Waldrom started his provincial rugby career for the Wellington Lions in 2001.

The loose forward quickly earned cult status among the capital’s rugby fans, gaining his nickname from the famous children’s book and television character for his size, strength and bullocking runs, and his giving an arm gesture as if blowing a train engine’s horn when scoring a try.

He went on to play 80 games for the Lions and then played 14 games over two seasons for Hawke’s Bay.

Waldrom made his debut for the Hurricanes against the Stormers in 2004.

He played 30 games for the Hurricanes, before moving to the Crusaders and playing 26 games over two seasons.
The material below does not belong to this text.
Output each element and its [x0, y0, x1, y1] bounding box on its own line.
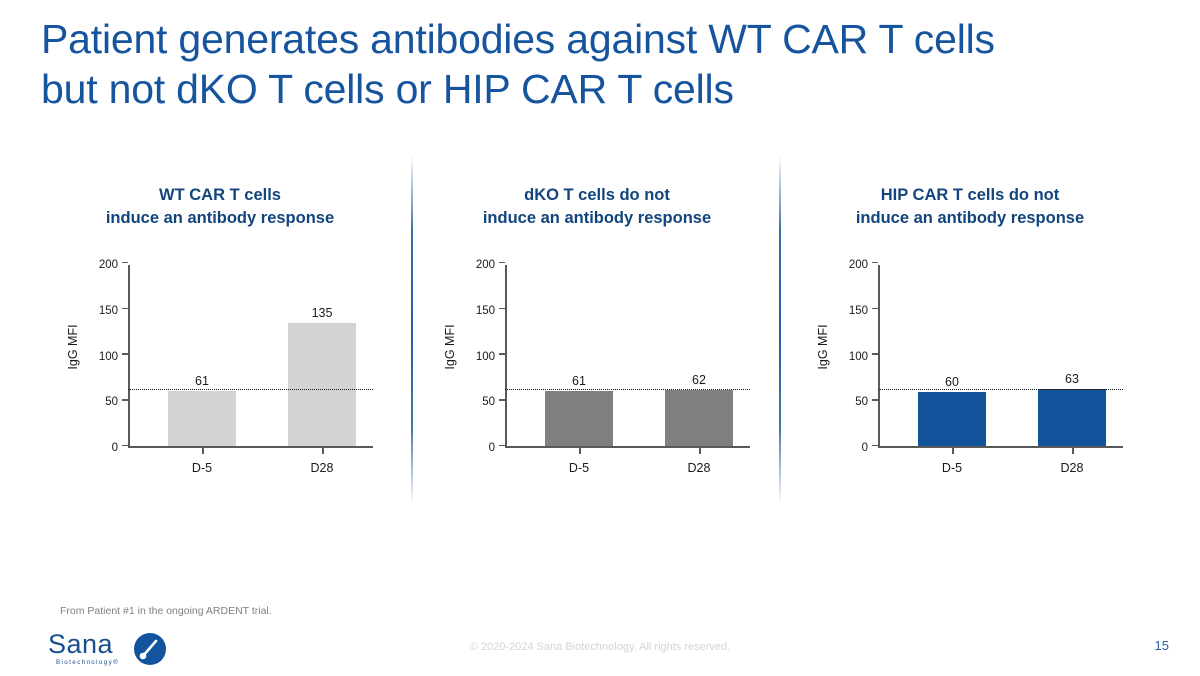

Ignored by the All Black selectors, Waldrom joined English champions Leicester Tigers and quickly became a fan favourite.

He went on to play 78 games and scored 17 tries over four seasons for the Tigers, winning the first of his two English Premiership titles in 2013.

His form earned Waldrom an England call-up, qualifying through his English-born grandmother.

In 2011, he was named in England’s 45-man training squad for the World Cup in New Zealand.

Waldrom was cut from the final 30-man squad but he later came in as an injury replacement during the tournament’s pool stages, although he never made it onto the field.

Waldrom finally make his international debut in 2012 against South Africa.

In all, he made four appearances for England, the last against Ireland at Lansdowne Rd in 2013.

In early 2014, Waldrom signed with the Exeter Chiefs on a three-year contract, later extended to a fourth year.

Exeter went on to win the English Premiership in 2017, which was the first in the club’s history.

Waldrom finished as the Premiership’s highest try-scorer in the 2014-15 season with 17 tries and then a remarkable 19 tries in 2015-16.

After eight years in England, ‘Thomas the Tank’ returned to New Zealand and finished his rugby career playing for Wellington in the 2018 Mitre 10 Cup.

His professional career came to an end after the Lions lost to Auckland in their semifinal.

As a teenager, Waldrom specialised in throwing events, setting several club and school records for the discus, shot put and hammer.

He is the younger brother of former All Black and All Black Sevens’ player, Scott Waldrom.